Op-Ed: Reinforcing patients to control therapy in a home-based task-oriented rehabilitation.



Stroke is a medical emergency that requires immediate medical attention. In the United States, approximately 800,000 people each year suffer a stroke and about 60% of these individuals survive and require rehabilitation. Injuries resulting from strokes vary from person to person depending on the size of the brain injury and the areas where the brain circuits were damaged which changes the level of disabilities stroke survivors experience. There are multiple types of disabilities, from problem with memories and understanding language to problems controlling movements (motor control), damage to certain brain cells and nerves causes problems with movement and sensation including paralysis on one side of the body, which is called hemiplegia, or weakness on one side, which is called hemiparesis.


After patients survive a stroke the rehabilitation stage begins, which includes treatments, physical therapy, recovery, etc. The goal of rehabilitation is to optimize how the person functions after a stroke and the level of independence, and to achieve the best possible quality of life. The rehabilitation routine varies during the process of recovery depending on which body part or disability and the severity of the injury.

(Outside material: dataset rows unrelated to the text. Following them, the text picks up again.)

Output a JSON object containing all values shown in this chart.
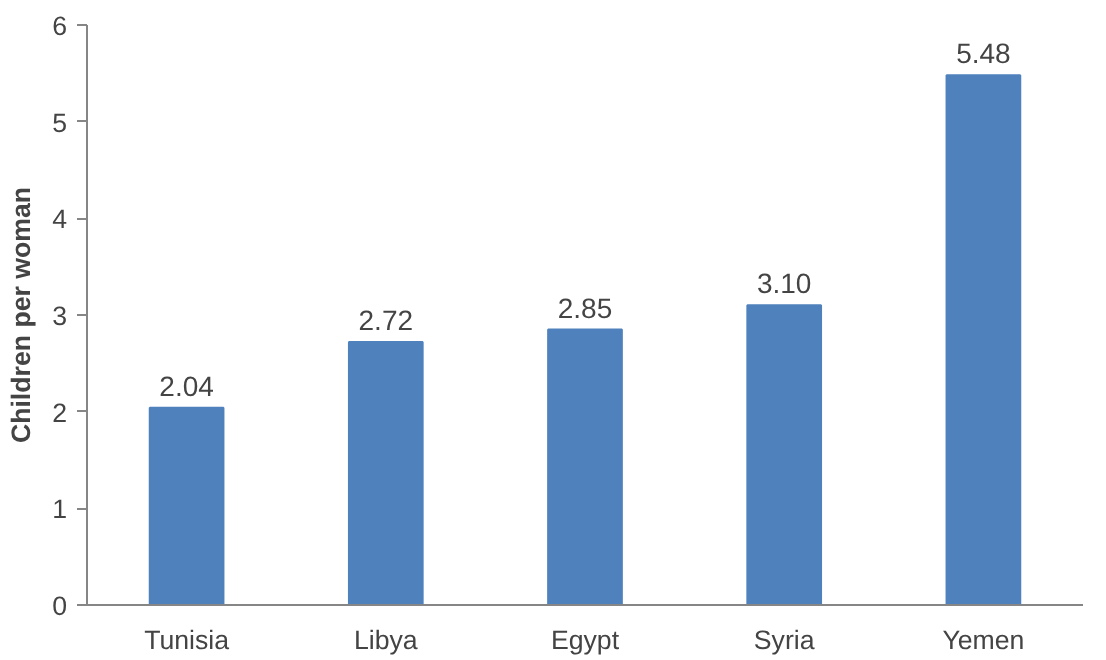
{
  "chart_data": {
    "type": "bar",
    "ylabel": "Children per woman",
    "categories": [
      "Tunisia",
      "Libya",
      "Egypt",
      "Syria",
      "Yemen"
    ],
    "values": [
      2.04,
      2.72,
      2.85,
      3.1,
      5.48
    ],
    "value_labels": [
      "2.04",
      "2.72",
      "2.85",
      "3.10",
      "5.48"
    ],
    "color": "#4f81bd",
    "ylim": [
      0,
      6
    ],
    "yticks": [
      0,
      1,
      2,
      3,
      4,
      5,
      6
    ],
    "grid": false
  }
}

A journey map developed by David Dayler (recovered stroke survivor) for people with stroke, to illustrate how navigate the complex world of recovery:

Home-based technologies can offers equivalent rehabilitation quality as conventional therapy just as wearable technology which allows flexibility of use during the daily routine of patients and at the same time direct them to the right path for the best outcome to fully recover from the stroke symptoms. Smart clothing can also be very beneficial in monitoring the patients’ heart rate, blood pressure, oxygen, etc. to avoid future diseases and look out for symptoms, such as E-tattoos which are showing a promising medical method, as it can help patients feel less invasive. All that can be integrated with Art therapy which can improve communication, concentration, and help reduce feelings of isolation. It also increase self-esteem, confidence, and self-awareness.

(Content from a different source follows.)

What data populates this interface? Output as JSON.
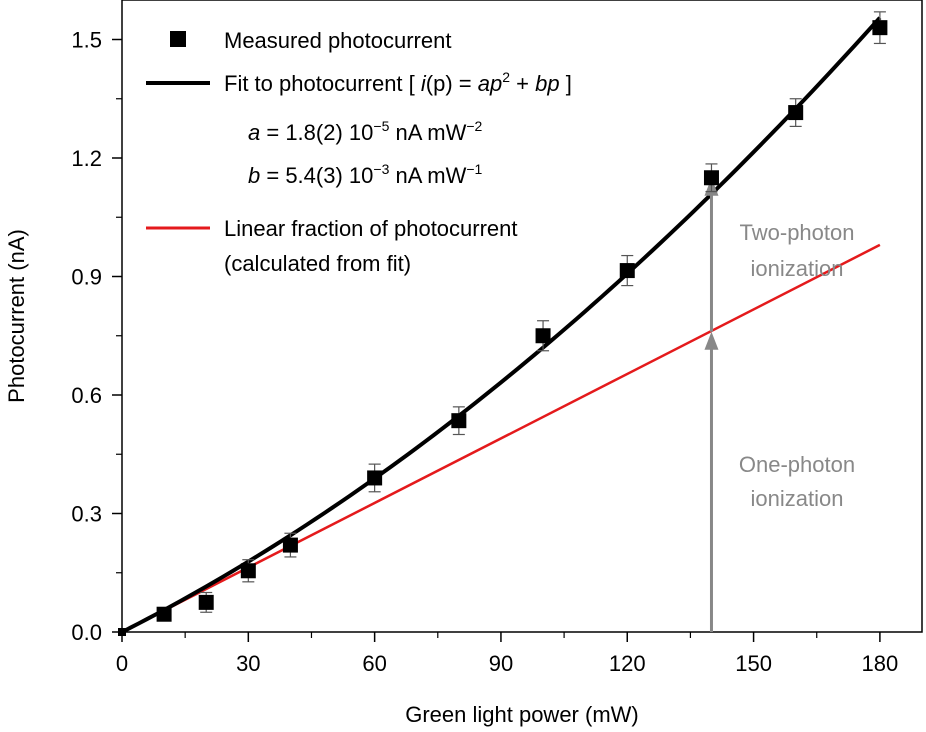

Battelle Biomedical Engineering team are developing a new wearable technology, NeuroLife sleeve, supporting people who lost arm functionality following a stroke. The potential of this technology is to eventually design an off-the-shelf sleeve that could stimulate muscles in the forearm, it would be controlled by a brain-computer interface that read neural signals from a brain implant. The Battelle NeuroLife Sleeve that is being developed right now has electrodes deliver stimulation to forearm muscles to control movement, it also read muscle activity to decipher movement intention instead of brain implant. NeuroLink technology possibility is to help restore independence for people living with stroke related disabilities by improving lost hand function.

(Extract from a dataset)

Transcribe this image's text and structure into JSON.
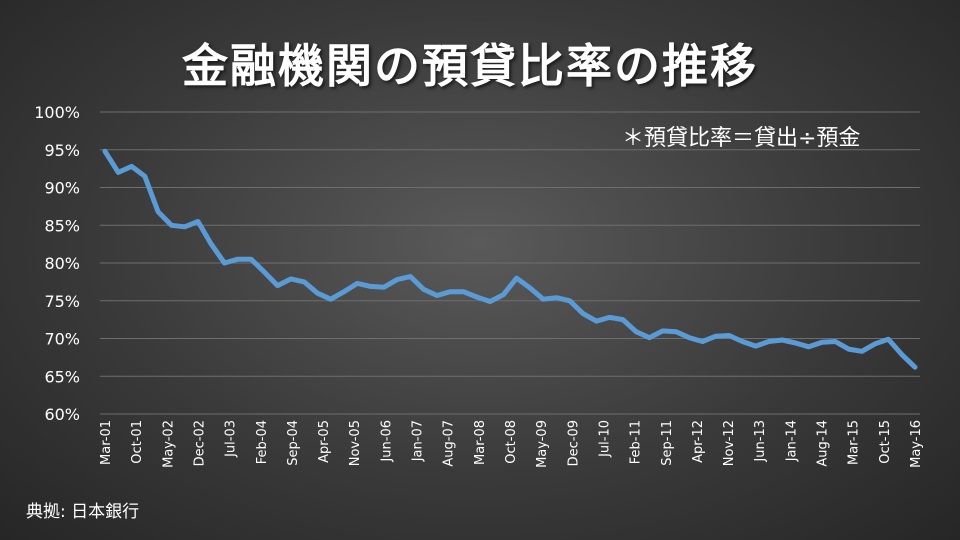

The sleeve’s electrodes can decode multiple movements and rapidly evoke a variety of hand and forearm movements without having to be connected to a computer interface. When the sleeve is on it continuously measures muscle activity and when a movement intention is detected, the sleeve delivers functional electrical stimulation to muscles across the area, which is believed to improve a variety of hand movements.

This research is meant to help bridge the gap from the lab to daily life of stroke recovering patient. Help patients rely less on nursing houses by achieving independence by enforcing them with the right tools.


  • Stroke patients: Patients who survived a stroke with an arm impairment injury as a result. Specifically the ones willing to go through rehabilitation to achieve recovery.
  • Medical professionals: Doctors oversee the progress of patient recovery and guide them through post-stroke life.
  • Caregivers:
    • Family members and friends of stroke survivors, who have to take care of them during their daily routine.
    • Occupational therapists & physical therapists who guide patients through their rehabilitation activities.

There is a huge lack of awareness about medical treatments in our society especially for caregivers who didn’t undergo professional training which causes patients to rely less on home-based therapy which can cause a change in patients’ life post-stroke and pushes them to change the way their home environment is set. So can all patients afford rehabilitation costs, afford to buy medical devices, or even accommodate their home environment for that?

During our research a meeting with a second year graduate student studying occupational therapy was conducted by our group. Annie has experience with patients who had occupational therapy at OSU. The main key points from our meeting were the following:

  • Insurance stop patients when they reach the time limit and send them home. According to Annie 20 years ago the average of stay used to be 30 days, now it’s 10 days.
  • Due to insurance some people are unable to get good and long care. Medical professionals have to work around insurance since it dictates what you can and can’t do.
  • Most people are willing to use new technologies if we say it will help, especially post injury they are always willing to try new activities.


Any kind of repetitive routine activities might cause the person to either slack off or even stop doing it in the first place. When it comes to recovery consistency is key, so any gaps in the patients rehabilitation routine might affect the recovery process. So to help motivate the patients and mentally prepare them for this harsh routine we can rely on some fun activities that can have the same effect on the body part. That can also reduce the reliance on a caregiver for every therapy activity, and this way the patients can feel improvement in their physical and mental health and eventually rely on themselves in certain tasks and chores.

This project aims for the improvement of patients’ long-term recovery to independently be able to go through daily routine activities. While considering the mental health and social life of stroke survivors which will make them feel more motivated to do rehabilitation activities and bring the community together.